Die Antwort war ein schnelles und entschlossenes »Nein«. Dann fügte sie mit kalter Stimme hinzu: »Es gibt niemanden, niemanden, der wichtig wäre. Nur du bist mir wichtig.«

Jan fuhr sich durchs Haar und überlegte. Er war auf dieses Gespräch nicht vorbereitet. In der Klinik hätte er sich auf ein Patientengespräch zuerst eingestellt, er hätte sich vorher über die Person informiert. Nun aber hatte sie ihn überrascht – wieder einmal –, und hinzu kamen seine Kopfschmerzen, die sich jetzt nach dem ersten Schrecken wieder einstellten.

Professionalität, Herr Doktor, gemahnte er sich. Versuch, so viel wie möglich über sie in Erfahrung zu bringen. Das ist deine Chance.

»Deshalb hast du mir auch die Bilder geschickt?«, fragte er. »Du willst, dass ich dich verstehe.«

»Haben sie dir gefallen?«

»Sie waren«, Jan suchte nach dem richtigen Wort, »ausdrucksstark. Voller Symbole.«

»Ich habe gewusst, dass sie dir gefallen werden«, entgegnete sie fröhlich. »Ich habe dir meine Träume gemalt. Es sind schlimme Träume, die man nicht immer von der Wirklichkeit unterscheiden kann, so echt sind sie. Aber am Ende kommst jedes Mal du und rettest mich. Jedes Mal. Du bist mein Held. Du kannst es mit ihnen allen aufnehmen. Ach, Jan, was wäre ich nur ohne deine Liebe?«

Allmählich bekam Jan ein Bild von dieser Frau. Kein äußerliches, eher ein Profil. Eine vorläufige Diagnose. Wenn er jetzt zu dem Durcheinander auf dem Küchentisch hinübersah, musste er beinahe lachen. Wie hatte er nur annehmen können, dass er sie tatsächlich kannte? Höchstwahrscheinlich waren sie beide sich noch nie zuvor begegnet, auch wenn Jana vom Gegenteil überzeugt sein mochte.

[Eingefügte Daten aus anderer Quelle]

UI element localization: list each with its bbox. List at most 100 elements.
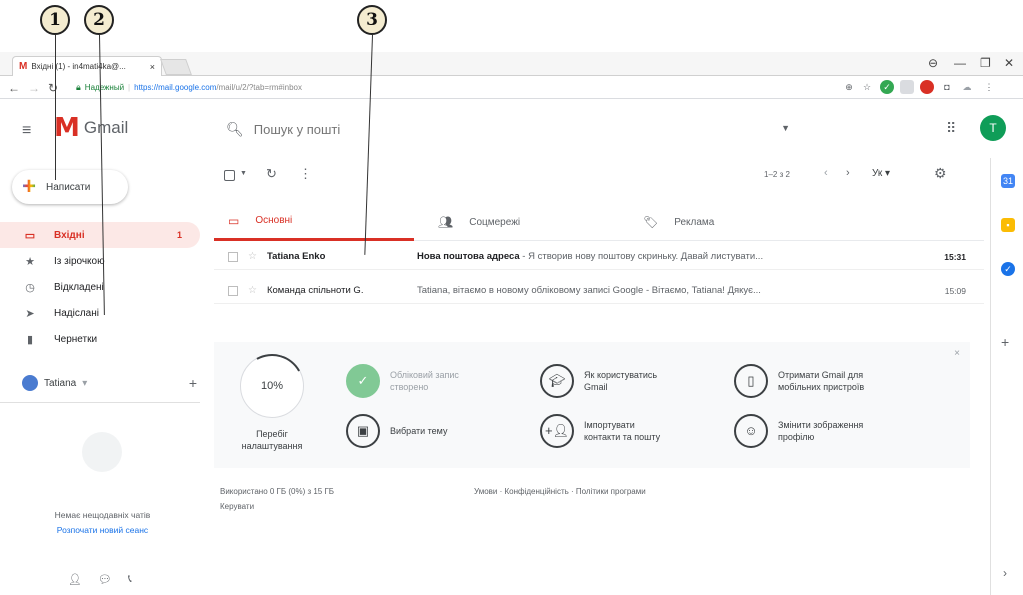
setup-item-line1: Як користуватись xyxy=(584,370,658,380)
extension-green-icon[interactable]: ✓ xyxy=(880,80,894,94)
expand-panel-icon[interactable]: › xyxy=(1003,566,1007,580)
email-row[interactable]: ☆ Команда спільноти G. Tatiana, вітаємо … xyxy=(214,278,984,304)
callout-2: 2 xyxy=(84,5,114,35)
search-options-icon[interactable]: ▼ xyxy=(781,123,790,133)
gmail-favicon-icon: M xyxy=(19,61,28,72)
close-icon[interactable]: × xyxy=(954,348,960,359)
sidebar-item-label: Чернетки xyxy=(54,333,98,345)
chevron-right-icon[interactable]: › xyxy=(846,167,850,179)
add-addon-icon[interactable]: + xyxy=(1001,334,1009,350)
add-chat-icon[interactable]: + xyxy=(189,375,197,391)
account-avatar[interactable]: T xyxy=(980,115,1006,141)
extension-cloud-icon[interactable]: ☁ xyxy=(960,80,974,94)
tab-social[interactable]: 👥︎ Соцмережі xyxy=(424,203,624,241)
reload-icon[interactable]: ↻ xyxy=(48,81,58,95)
phone-call-icon[interactable]: 📞︎ xyxy=(128,573,132,586)
browser-tab[interactable]: M Вхідні (1) - in4mati4ka@... × xyxy=(12,56,162,76)
setup-item-import[interactable]: +👤︎ Імпортувати контакти та пошту xyxy=(540,414,714,448)
plus-icon: + xyxy=(22,173,37,200)
tasks-icon[interactable]: ✓ xyxy=(1001,262,1015,276)
email-time: 15:31 xyxy=(944,251,966,262)
setup-item-line1: Обліковий запис xyxy=(390,370,459,380)
tab-promotions[interactable]: 🏷︎ Реклама xyxy=(629,203,829,241)
sidebar-item-sent[interactable]: ➤ Надіслані xyxy=(0,300,200,326)
bookmark-star-icon[interactable]: ☆ xyxy=(860,80,874,94)
category-tabs: ▭ Основні 👥︎ Соцмережі 🏷︎ Реклама xyxy=(214,203,984,241)
sidebar-nav: ▭ Вхідні 1 ★ Із зірочкою ◷ Відкладені ➤ … xyxy=(0,222,200,352)
star-icon: ★ xyxy=(25,255,35,268)
setup-item-profile-photo[interactable]: ☺ Змінити зображення профілю xyxy=(734,414,908,448)
new-tab-button[interactable] xyxy=(160,59,192,75)
star-outline-icon[interactable]: ☆ xyxy=(248,285,257,296)
inbox-icon: ▭ xyxy=(24,229,36,242)
setup-item-account-created: ✓ Обліковий запис створено xyxy=(346,364,520,398)
check-icon: ✓ xyxy=(346,364,380,398)
search-input[interactable] xyxy=(253,121,734,137)
tab-primary[interactable]: ▭ Основні xyxy=(214,203,414,241)
setup-item-choose-theme[interactable]: ▣ Вибрати тему xyxy=(346,414,520,448)
select-all-checkbox[interactable] xyxy=(224,170,235,181)
main-menu-icon[interactable]: ≡ xyxy=(22,122,31,140)
search-icon[interactable]: 🔍︎ xyxy=(226,121,244,138)
zoom-icon[interactable]: ⊕ xyxy=(842,80,856,94)
setup-progress-panel: × 10% Перебіг налаштування ✓ Обліковий з… xyxy=(214,342,970,468)
row-checkbox[interactable] xyxy=(228,251,238,262)
refresh-icon[interactable]: ↻ xyxy=(266,166,277,182)
more-options-icon[interactable]: ⋮ xyxy=(299,166,312,182)
input-language-selector[interactable]: Ук ▾ xyxy=(872,168,890,179)
forward-arrow-icon[interactable]: → xyxy=(28,81,40,95)
sidebar-item-label: Надіслані xyxy=(54,307,99,319)
calendar-icon[interactable]: 31 xyxy=(1001,174,1015,188)
setup-item-line1: Отримати Gmail для xyxy=(778,370,864,380)
setup-item-mobile-app[interactable]: ▯ Отримати Gmail для мобільних пристроїв xyxy=(734,364,908,398)
star-outline-icon[interactable]: ☆ xyxy=(248,251,257,262)
apps-grid-icon[interactable]: ⠿ xyxy=(946,120,956,137)
keep-icon[interactable]: ▪ xyxy=(1001,218,1015,232)
sidebar-item-drafts[interactable]: ▮ Чернетки xyxy=(0,326,200,352)
setup-caption-line2: налаштування xyxy=(241,441,303,451)
gear-icon[interactable]: ⚙ xyxy=(934,165,947,182)
url-text[interactable]: https://mail.google.com/mail/u/2/?tab=rm… xyxy=(134,83,302,92)
extension-red-icon[interactable] xyxy=(920,80,934,94)
lock-icon: 🔒︎ xyxy=(76,82,81,92)
sidebar-item-inbox[interactable]: ▭ Вхідні 1 xyxy=(0,222,200,248)
email-sender: Команда спільноти G. xyxy=(266,285,364,296)
setup-item-line2: мобільних пристроїв xyxy=(778,382,865,392)
profile-icon[interactable]: ⊖ xyxy=(928,56,938,70)
side-panel: 31 ▪ ✓ + › xyxy=(990,158,1023,595)
contacts-icon[interactable]: 👤︎ xyxy=(68,573,82,586)
sidebar-item-snoozed[interactable]: ◷ Відкладені xyxy=(0,274,200,300)
tab-close-icon[interactable]: × xyxy=(150,62,155,72)
hangouts-user[interactable]: Tatiana ▾ + xyxy=(22,372,197,394)
footer-links[interactable]: Умови · Конфіденційність · Політики прог… xyxy=(474,487,646,496)
minimize-button[interactable]: — xyxy=(954,56,966,70)
address-bar[interactable]: 🔒︎ Надежный | https://mail.google.com/ma… xyxy=(76,79,836,96)
browser-toolbar: ← → ↻ 🔒︎ Надежный | https://mail.google.… xyxy=(0,77,1023,99)
setup-progress-arc xyxy=(232,346,312,426)
back-arrow-icon[interactable]: ← xyxy=(8,81,20,95)
no-chats-text: Немає нещодавніх чатів xyxy=(54,510,151,520)
chevron-left-icon[interactable]: ‹ xyxy=(824,167,828,179)
pocket-icon[interactable]: ◘ xyxy=(940,80,954,94)
extension-grid-icon[interactable] xyxy=(900,80,914,94)
browser-menu-icon[interactable]: ⋮ xyxy=(982,80,996,94)
gmail-wordmark: Gmail xyxy=(83,118,129,137)
row-checkbox[interactable] xyxy=(228,285,238,296)
hangouts-icon[interactable]: 💬︎ xyxy=(98,573,112,586)
compose-button[interactable]: + Написати xyxy=(12,170,128,204)
email-snippet: Tatiana, вітаємо в новому обліковому зап… xyxy=(416,285,761,296)
tag-icon: 🏷︎ xyxy=(643,215,659,229)
maximize-button[interactable]: ❐ xyxy=(980,56,991,70)
setup-item-learn-gmail[interactable]: 🎓︎ Як користуватись Gmail xyxy=(540,364,714,398)
gmail-logo[interactable]: M Gmail xyxy=(54,115,128,141)
email-row[interactable]: ☆ Tatiana Enko Нова поштова адреса - Я с… xyxy=(214,244,984,270)
manage-storage-link[interactable]: Керувати xyxy=(220,502,254,511)
setup-item-line1: Вибрати тему xyxy=(390,426,448,436)
hangouts-user-name: Tatiana xyxy=(44,377,77,389)
sidebar-item-starred[interactable]: ★ Із зірочкою xyxy=(0,248,200,274)
chevron-down-icon[interactable]: ▾ xyxy=(82,378,87,389)
close-window-button[interactable]: ✕ xyxy=(1004,56,1014,70)
select-dropdown-icon[interactable]: ▼ xyxy=(240,170,247,177)
browser-tab-title: Вхідні (1) - in4mati4ka@... xyxy=(31,62,126,71)
start-new-session-link[interactable]: Розпочати новий сеанс xyxy=(0,525,205,535)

Du hättest auf dein Bauchgefühl hören sollen, mein Bester.

Jana – in Ermangelung des wirklichen Namens würde er sie vorerst so nennen müssen – litt vermutlich unter einer halluzinatorisch-schizophrenen Störung. Das wäre eine Erklärung für ihre wirklichkeitsnahen Träume, bei denen es sich vermutlich um Wahnbilder handelte. Wahnbilder, in denen er ein Riese war und sie wie ein kleines Kind auf der Schulter trug, während um sie herum Kühe mit abgeschlagenen Köpfen weideten.

Jana war gestört, aber noch wichtiger war, dass sie sich selbst darüber im Klaren sein musste. Vielleicht nicht völlig, aber zumindest ein Teil von ihr wusste es. Deshalb wurde Jan zum Retter in ihren Wahnfantasien – er, der Psychiater, auf den sie sicherlich durch Carlas Buch oder die Presseberichte über den Psychiatrieskandal aufmerksam geworden war. Eine dieser Schlagzeilen hatte ihn in typischer Boulevardmanier als »heldenhaften Psychiater« bezeichnet, und Jana musste dies wörtlich genommen haben.

Hinzu kam jedoch, dass sie ihre Hoffnung auf Jans professionelle Hilfe mit Liebe verwechselte. In ihrem Wahnkonstrukt musste er mittlerweile eine derart idealisierte Position eingenommen haben, dass daraus ein Liebeswahn entstanden war.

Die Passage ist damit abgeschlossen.